How to deliver a better keynote … 7 ways to inspire, educate, and entertain your audience as a keynote speaker

June 29, 2019

I spend most of my life travelling around the world to conferences, annual meetings, in-house workshops, and other business events, as a keynote speaker.

I talk about the future of business, and in particular how to lead that future in a way that inspires organisations to rethink and reinvent, to innovate and grow, and be useful and profitable, and make the world better.

To some people that might send incredibly impressive, to others a lot of hot air. So how do you ensure that you really do live up to your hype, have credibility and substance, and become that critical moment during the organiser’s event when people really are inspired. And educated. And entertained?

Of course, there is no such thing as a perfect speech. Every event is different, and so it’s always about tailoring what you say to your audience. And every audience is a mix of many individuals, so pleasing everyone is never easy. And just as important, every speaker is different, so its not about trying to create some perfect clone.

For the last 10 years or so, I’ve been working at finding the right formula, for me and my audiences. Interestingly many top academics are rarely the best speakers, whilst many of the most entertaining speakers have little substance. The reality is that you need both – you are not there to bore, or to be the comedian. It’s a subtle balance. You need to add value – to inspire, educate and entertain – hopefully in an energising and memorable way.

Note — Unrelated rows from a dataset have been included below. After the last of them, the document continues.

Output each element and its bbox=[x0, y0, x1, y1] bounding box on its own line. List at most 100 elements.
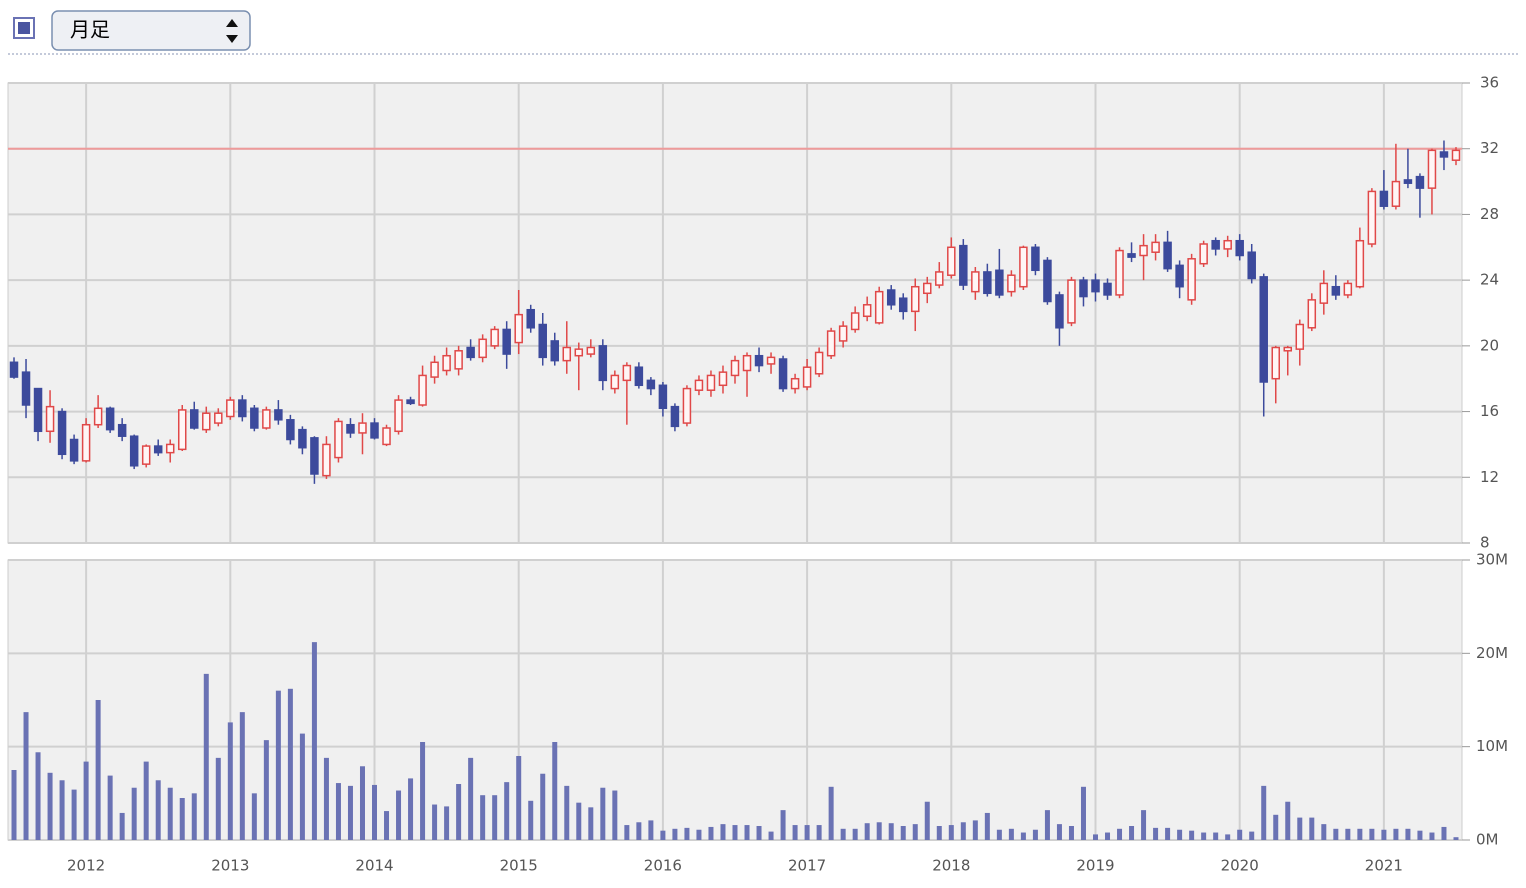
candle-body bbox=[838, 325, 848, 342]
volume-bar bbox=[396, 790, 402, 840]
volume-bar bbox=[468, 757, 474, 840]
volume-bar bbox=[1429, 832, 1435, 840]
candle-body bbox=[995, 269, 1004, 296]
candle-body bbox=[1199, 243, 1208, 265]
candle-body bbox=[1283, 346, 1293, 352]
candle-body bbox=[622, 364, 632, 382]
period-select[interactable] bbox=[51, 10, 251, 51]
y-tick-label: 28 bbox=[1480, 205, 1499, 223]
volume-bar bbox=[372, 784, 378, 840]
candle-body bbox=[105, 407, 115, 431]
volume-bar bbox=[1117, 828, 1123, 840]
candle-body bbox=[21, 371, 31, 406]
volume-bar bbox=[191, 793, 197, 840]
candle-body bbox=[45, 405, 55, 433]
volume-bar bbox=[11, 770, 17, 840]
x-tick-label: 2018 bbox=[932, 857, 970, 875]
candle-body bbox=[226, 399, 235, 418]
volume-bar bbox=[203, 673, 209, 840]
candle-body bbox=[742, 354, 752, 372]
volume-bar bbox=[59, 780, 65, 840]
volume-bar bbox=[143, 761, 149, 840]
volume-bar bbox=[1189, 830, 1195, 840]
y-tick-label: 8 bbox=[1480, 534, 1490, 552]
candle-body bbox=[129, 435, 139, 467]
volume-bar bbox=[660, 830, 666, 840]
candle-body bbox=[1379, 190, 1389, 207]
volume-bar bbox=[648, 820, 654, 840]
candle-body bbox=[1115, 249, 1124, 296]
candle-body bbox=[1295, 323, 1305, 350]
volume-bar bbox=[1393, 828, 1399, 840]
volume-bar bbox=[732, 825, 738, 840]
candle-body bbox=[202, 412, 211, 431]
x-tick-label: 2021 bbox=[1365, 857, 1403, 875]
y-tick-label: 36 bbox=[1480, 74, 1499, 92]
volume-bar bbox=[552, 742, 558, 840]
candle-body bbox=[165, 443, 175, 454]
volume-bar bbox=[155, 780, 161, 840]
candle-body bbox=[286, 419, 295, 441]
candle-body bbox=[983, 271, 992, 295]
candle-body bbox=[1415, 175, 1425, 189]
candle-body bbox=[1031, 246, 1040, 272]
candle-body bbox=[334, 420, 343, 459]
volume-bar bbox=[516, 756, 522, 840]
candle-body bbox=[562, 346, 572, 362]
volume-bar bbox=[432, 804, 438, 840]
candle-body bbox=[1367, 190, 1377, 245]
volume-bar bbox=[1321, 824, 1327, 840]
volume-bar bbox=[948, 825, 954, 840]
volume-bar bbox=[95, 700, 101, 840]
volume-bar bbox=[408, 778, 414, 840]
volume-bar bbox=[179, 798, 185, 840]
candle-body bbox=[1019, 246, 1028, 288]
candle-body bbox=[886, 289, 896, 306]
volume-panel bbox=[7, 559, 1463, 841]
volume-bar bbox=[624, 825, 630, 840]
candle-body bbox=[430, 361, 439, 378]
volume-bar bbox=[564, 785, 570, 840]
volume-bar bbox=[420, 742, 426, 840]
volume-bar bbox=[1165, 827, 1171, 840]
volume-tick-label: 10M bbox=[1476, 737, 1508, 755]
volume-bar bbox=[1008, 828, 1014, 840]
volume-bar bbox=[1044, 810, 1050, 840]
candle-body bbox=[418, 374, 427, 406]
volume-bar bbox=[1020, 832, 1026, 840]
volume-bar bbox=[768, 831, 774, 840]
candle-body bbox=[1187, 258, 1196, 301]
volume-bar bbox=[1261, 785, 1267, 840]
volume-bar bbox=[708, 826, 714, 840]
candle-body bbox=[406, 399, 415, 405]
candle-body bbox=[646, 379, 656, 390]
volume-bar bbox=[323, 757, 329, 840]
period-select-label: 月足 bbox=[70, 18, 110, 42]
volume-bar bbox=[299, 733, 305, 840]
volume-bar bbox=[1068, 826, 1074, 840]
x-tick-label: 2019 bbox=[1076, 857, 1114, 875]
candle-body bbox=[490, 328, 499, 347]
candle-body bbox=[634, 366, 644, 387]
volume-bar bbox=[311, 642, 317, 840]
candle-body bbox=[382, 427, 391, 446]
volume-bar bbox=[1080, 786, 1086, 840]
volume-bar bbox=[1357, 828, 1363, 840]
volume-bar bbox=[1333, 828, 1339, 840]
volume-tick-label: 30M bbox=[1476, 551, 1508, 569]
volume-bar bbox=[1092, 834, 1098, 840]
volume-bar bbox=[1285, 801, 1291, 840]
candle-body bbox=[862, 304, 872, 318]
x-tick-label: 2013 bbox=[211, 857, 249, 875]
volume-bar bbox=[1405, 828, 1411, 840]
volume-bar bbox=[1297, 817, 1303, 840]
volume-bar bbox=[1249, 831, 1255, 840]
volume-bar bbox=[744, 825, 750, 840]
volume-bar bbox=[1213, 832, 1219, 840]
candle-body bbox=[1355, 239, 1365, 288]
candle-body bbox=[478, 338, 487, 359]
volume-bar bbox=[239, 712, 245, 840]
candle-body bbox=[790, 377, 800, 390]
y-tick-label: 16 bbox=[1480, 402, 1499, 420]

Words matter. But it’s also about your style, your poise, your interaction, your timing, your confidence. Some of that comes with experience, but also by following some simple rules which I have found useful along the way.

After hours of preparation, the moment to deliver your speech has arrived. You’re standing before the podium, all eyes on you, with confidence that no one could take away. Then you begin.

“Hello, everyone. Thank you for having me. My name is ______ _______, and I am going to be speaking to you today about _______. To begin, _______ is important because…”

Immediately people will begin shifting in their seats, checking their phones, reading the program, talking to one another and doing anything but paying attention to you.

Your opening often determines how long the audience will “tune in” to your presentation.   If you bore your audience right from the start, there is little chance that your message will effectively get across.

How do you effectively open a speech or presentation to prevent this from happening? Here are seven effective methods to open a speech or presentation:

  • The Relevant Quote
    Opening with a relevant quote can help set the tone for the rest of your speech. For example, one that I often use to open a presentation dealing with public speaking:
    “It usually takes me more than three weeks to prepare a good impromptu speech.” – Mark Twain
  • The Provocation
    Immediately drawing your audience into your speech works wonders. Asking a “what if” question invites the audience to follow your thought process.
    “What if we were all blunt? How different would our everyday lives be? What would happen if we said what was on our minds, all day every day?”
  • The Incredible Future
    A similar method, but more relevant for sensational examples.  It puts your audience members directly into the presentation by allowing each member to visualize an extraordinary scenario.
    “Imagine jumping out of a skydiving plane and discovering your parachute doesn’t work. What memories would flash before you? Now imagine the parachute opened. How differently would you act when you landed?”
  • The Big Question
    Ask a rhetorical or literal question. When someone is posed with a question, whether an answer is called for or not, that person intuitively answers.
    “Who wouldn’t want to live on an exotic island?”
  • The Pause
    A pause, whether two seconds or 10 seconds, allows your audience to sit and quiet down.  Most audiences expect a speaker to begin immediately. An extra pause brings all the attention right where you should want it – on you.
  • The Surprising Stat
    Use a surprising, powerful, personalized statistic that will resonate with the audience to get your message across right away. It has the potential to trigger the audiences’ emotional appeal.
    “Look to your left. Now look to your right.  One of your seatmates will  ___________.” 
    “In this room, over 90 percent of us are going to _________.”
  • The Power Statement
    A statement or phrase can catch the audience’s attention by keeping them guessing as to what you’re about to say next. Implementing the silence technique afterwards also adds to the effect.
    “We can not win.  We can’t win…”
    (Pause)
    “… That’s what every newspaper in the country is saying.”